Aye! I’d like to share some shortcuts to remote logging. That is, in this context, sending of log lines to a different machine (»server«) than Caddy (the »daemon« or »service«) runs on. If you’ve made good experiences with other service providers: Do share!

The advantage is, even if your server does become unresponsive you will be able to read at least parts of the logs. And in case of a breach (»crack«, though youngsters call it »hack/hacking«) it’ll be harder for the adversary to go unnoticed.

So, I found these the easiest to setup and operate:

  1. systemd’s own remote logging.
  2. Papertrail — systemd - Papertrail
  3. Amazon’s CloudWatch. Surprisingly cheap (first month will cost a bit due to setup, though), but searching through logs is a pain.

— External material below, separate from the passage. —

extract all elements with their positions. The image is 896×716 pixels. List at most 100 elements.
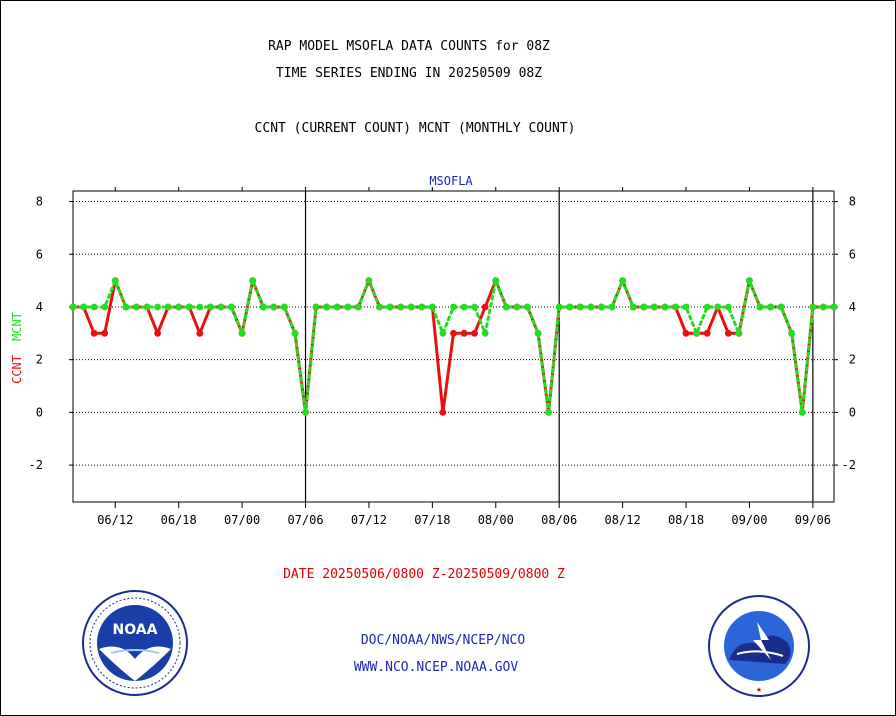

Utilizing (3) is quite easy with Say Media’s Cloudwatch-Logs. Go through the configuration at AWS as usual (tutorials are too long for a forum post, but plenty to be found), and then use something like this (change/set usernames, paths, etc.):

# /etc/systemd/system/journald-cloudwatch-logs.service
Description=remote logging to AWS CloudWatch

; …


ExecStart=/opt/sbin/journald-cloudwatch-logs /etc/journald-cloudwatch-logs.conf

# /etc/tmpfiles.d/journald-cloudwatch-logs.conf
d /var/lib/journald-cloudwatch-logs 0750 0 0
# /etc/journald-cloudwatch-logs.conf
aws_region = "eu-central-1"
log_group = "staging"
state_file = "/var/lib/journald-cloudwatch-logs/state"

Isn’t there a security risk here in that /etc/systemd/system/journald-cloudwatch-logs.service is likely public readable and contains your AWS_SECRET_ACCESS_KEY?

I’m unsure if systemd .service files are required to be public readable - all of them are doing a cursory check on a local Ubuntu install.